After sampling the different grades of matcha, it was time to powder a blend of the leaves with a hand grinder. After choosing our own combination of leaves, we poured our blend into a hand grinding pestle, keeping the stone grinder turning at about one rotation per second – it was a bit harder to keep the even pace going than you’d expect.
After a few minutes of work, we had made enough powdered matcha to be able to brew our own cup of tea, and so we moved into a tea room where we whisked our tea into cups of steaming hot water and enjoyed our unique blend alongside an assortment of sweets.
After a full day of seeing how some of the region’s best known food products were made, we had worked up an appetite. Fortunately, the final stop of the day was a visit to the restaurant Genjikoh, where we feasted on a luxurious dinner featuring seafood fished off of the Chita Peninsula and local meat. Our hotel, the Hotel de Marronier Utsumi, featured an onsen with an open air bath that looked out onto Ise Bay – a perfect way to end the evening.
Day Two
First up the next morning was a stop at the wagashi factory Kameya Yoshihiro in Nagoya. They’ve been making traditional Japanese sweets for decades, and we had a chance for ourselves to see exactly how much craftsmanship goes in to making the delicate desserts. After watching a master wagashi maker with many years of experience create several flower-themed delicacies, we tried our hand at making one ourselves. It was tasty enough to eat, for sure, but our creation wasn’t going to be winning any beauty contests.
A hearty lunch at Midtown BBQ, featuring an A5 wagyu burger and BBQ smoked spare ribs was next, and after that, we were off to visit a traditional Japanese restaurant called Tsutamo. But rather than more food on the menu, we were in for an introduction to an engineering tradition that goes back centuries, and which continues to inspire modern manufacturing and robotics in Japan today.

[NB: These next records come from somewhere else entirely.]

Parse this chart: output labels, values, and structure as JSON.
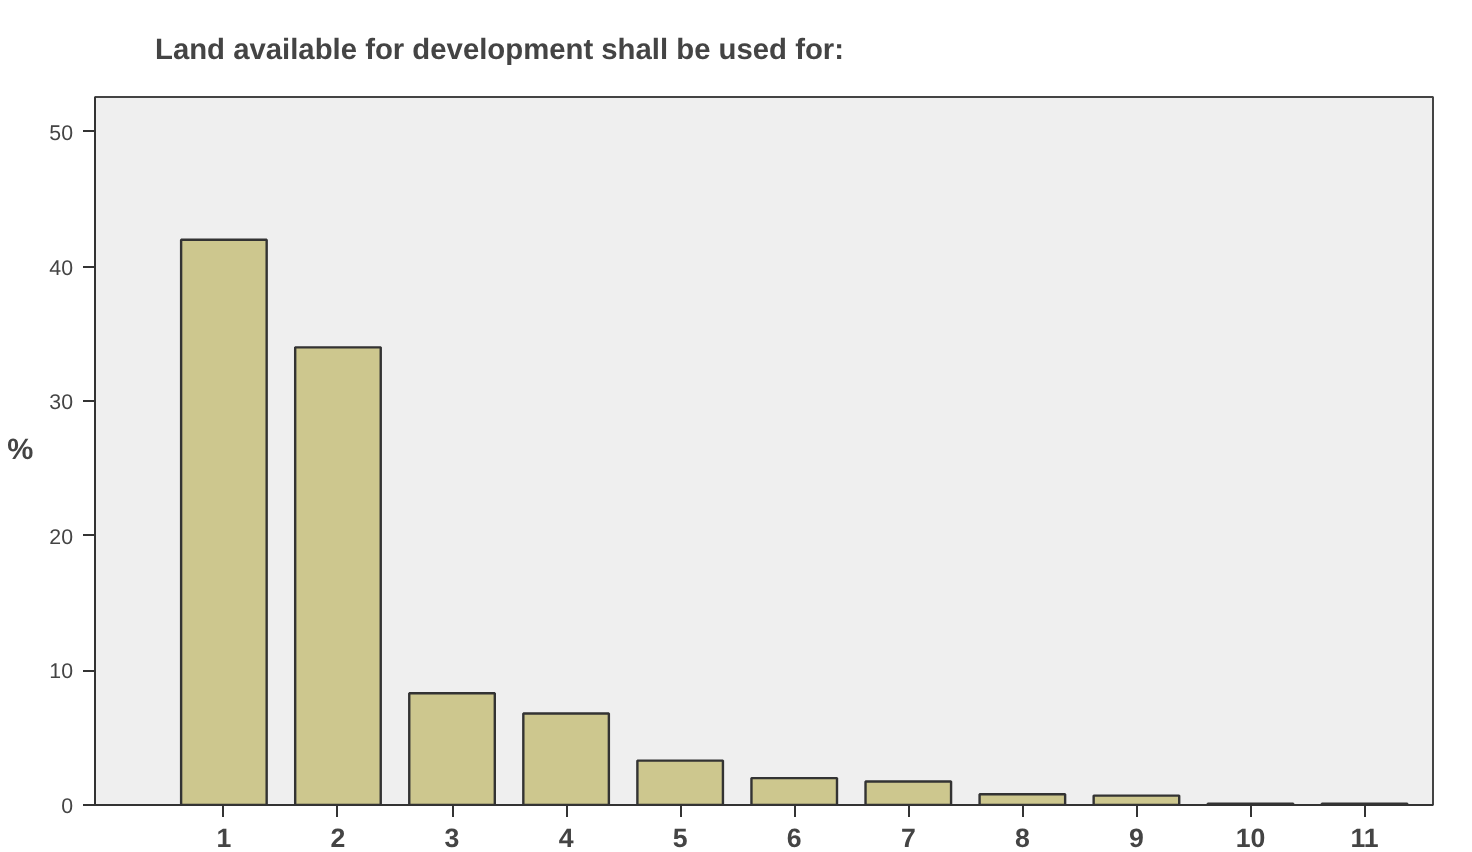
{
  "chart_data": {
    "type": "bar",
    "title": "Land available for development shall be used for:",
    "ylabel": "%",
    "categories": [
      "1",
      "2",
      "3",
      "4",
      "5",
      "6",
      "7",
      "8",
      "9",
      "10",
      "11"
    ],
    "values": [
      42.0,
      34.0,
      8.3,
      6.8,
      3.3,
      2.0,
      1.75,
      0.8,
      0.7,
      0.1,
      0.1
    ],
    "color": "#cdc78e",
    "ylim": [
      0,
      52.6
    ],
    "yticks": [
      0,
      10,
      20,
      30,
      40,
      50
    ],
    "grid": false
  }
}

Karakuri Ningyo and a Japanese Industrial Giant
Karakuri ningyo are miniature robots that use a complicated arrangement of clockwork gears to perform a variety of feats – fitting arrows to bows and firing them, writing calligraphy, and even serving drinks. While simpler karakuri ningyo have been built for many centuries, they started to become more complex after Japanese inventors were exposed to clocks from the West, some 300 to 400 years ago. Maintaining and reconstructing the wooden clockwork masterpieces is an art unto itself, and our guide to this astonishing array of automatons was Tamaya Shobei, a ninth generation master of karakuri ningyo, whose work you can see in the video below.
By restoring old karakuri ningyo and keeping them running like new, Shobei is helping to open a window onto the ingenuity of the past, and providing a source of inspiration for future inventors – even today, some of the concepts behind the karakuri ningyo of old find their way into modern robotic devices at some of Japan’s most advanced companies.
The final stop on our Aichi tour was a spectacularly massive tribute to what may be perhaps Japan’s most well known industrial power: Toyota. At the Toyota Commemorative Museum of Industry and Technology, the entire history of the company’s innovations are presented, from their early work on advanced loom and weaving technology to their most advanced automobiles.
Our final experience at Toyota’s museum was listening to a performance by a violin-playing robot, and as we watched the automaton play its way through “Pomp and Circumstance” and “Pachelbel’s Canon” with a skill that would have amazed karakuri ningyo makers of old, it was easy to see how this mechanical violin player represented Nagoya and Aichi in a small way: technically and industrially adept, but with music and artistry in its heart that goes back centuries.